Focusing more narrowly on the legal profession in BC, women leave at higher attrition rates than men. The Mapping Her Path: Needs Assessment Report prepared by The Justice Education Society of BC in 2016, confirmed that only 37% of lawyers in British Columbia are women while women comprise over 50% of law school graduates. In addition to historic levels of attrition, the pandemic is reversing hard-earned progress toward creating more equal and diverse workplaces. This is in large part due to the gender pay gap and systemic gender bias that still exist. In dual income families, it is usually the lesser paid spouse who leaves the workforce to see to caretaking responsibilities.

One silver lining of this crisis, however, is that norms are being challenged at every turn. Firms with no remote work policies have become fully operational from home. Workplaces with nine-to-five office hours are offering flexible schedules, including alternate hours, split days, and reduced workloads. The unconscious bias that having a child playing in the background of your video-conference — or sitting on your lap — means you are less committed to your career, is being confronted.

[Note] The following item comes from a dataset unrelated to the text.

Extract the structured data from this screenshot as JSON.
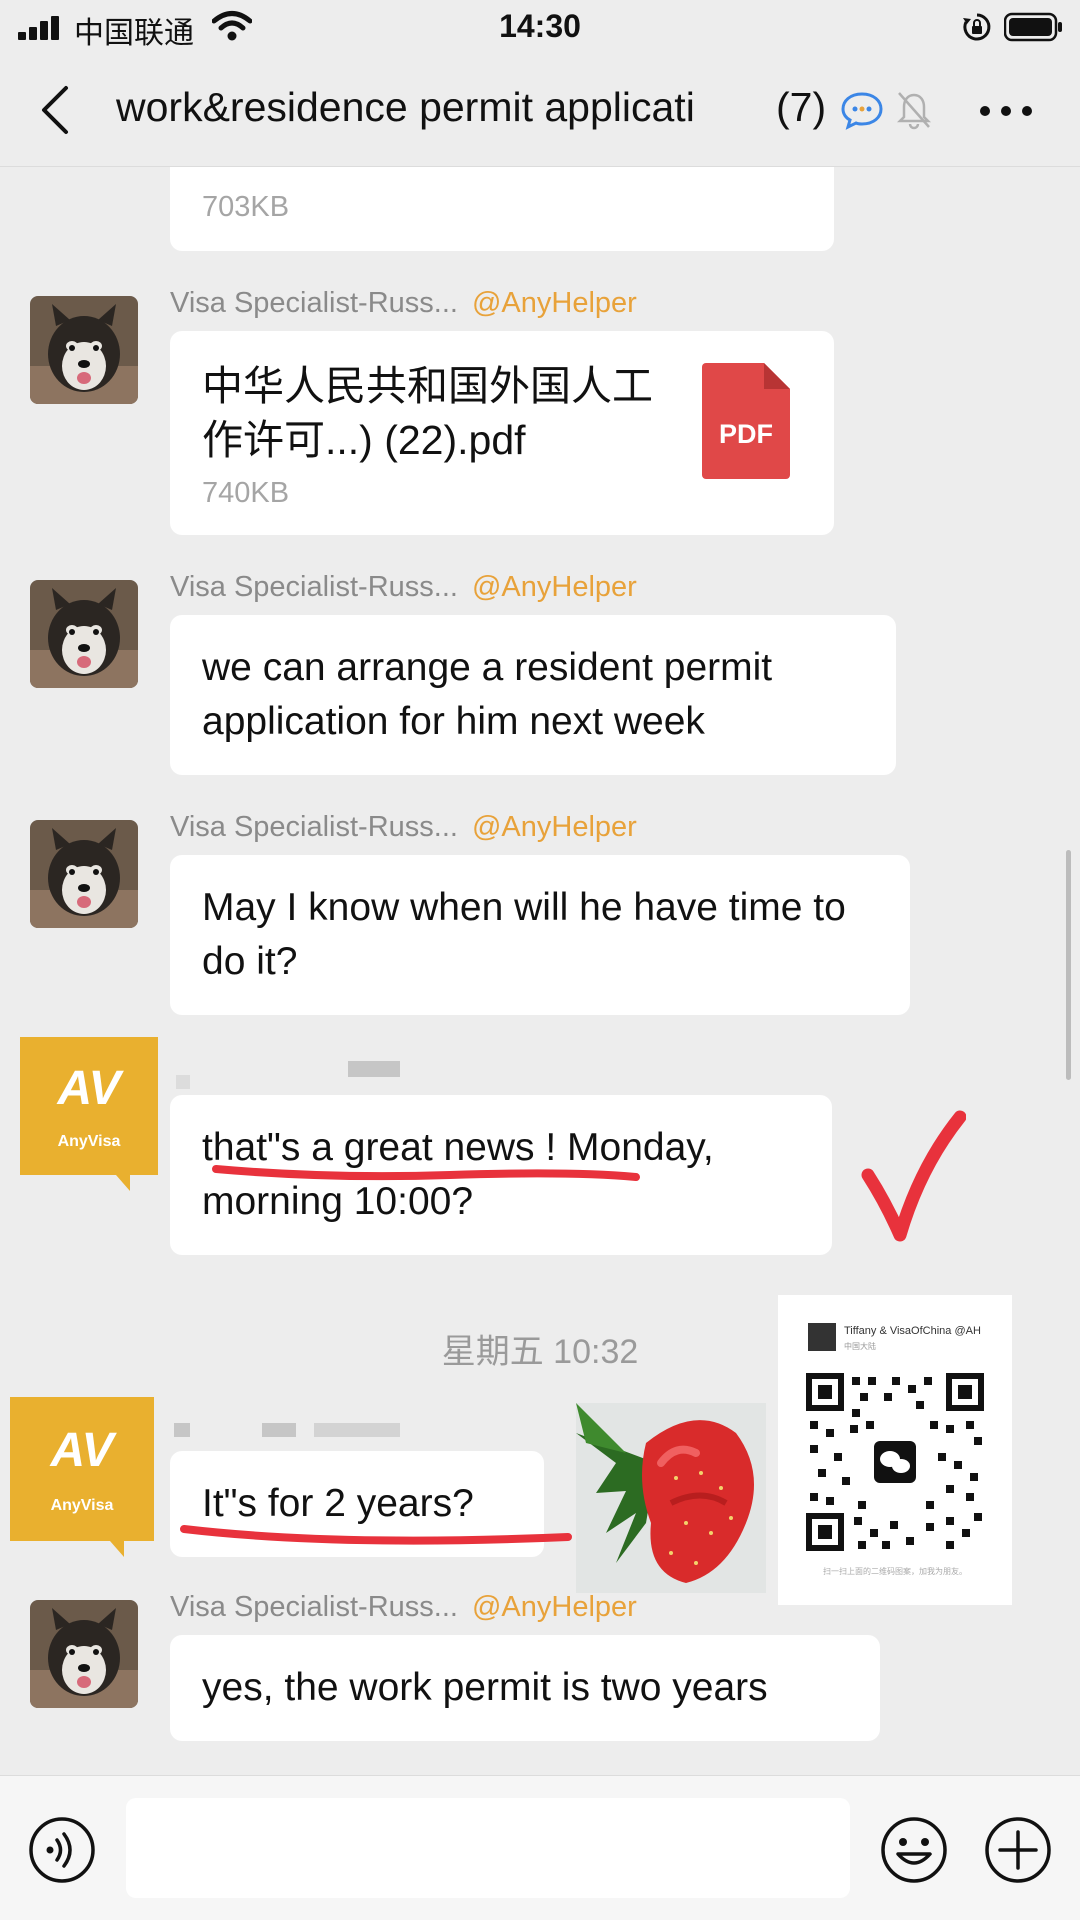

For many of us, we have been juggling full workloads and caretaking responsibilities for 10 months now, and the strain of the situation is taking a toll. So consider seizing this opportunity for change. As an employer, be mindful of exploring flexible approaches that prioritize diversity and inclusion in the face of COVID-19. As a colleague, be empathetic as parents and caretakers juggle the roles of parent, caretaker, and lawyer. As a parent and caretaker, be vocal about your personal responsibilities and offer solutions to your employer and colleagues that allow you to achieve your goals without burning the candle at both ends. Together, let’s curb the COVID-19 “shecession” and avoid women burning out altogether.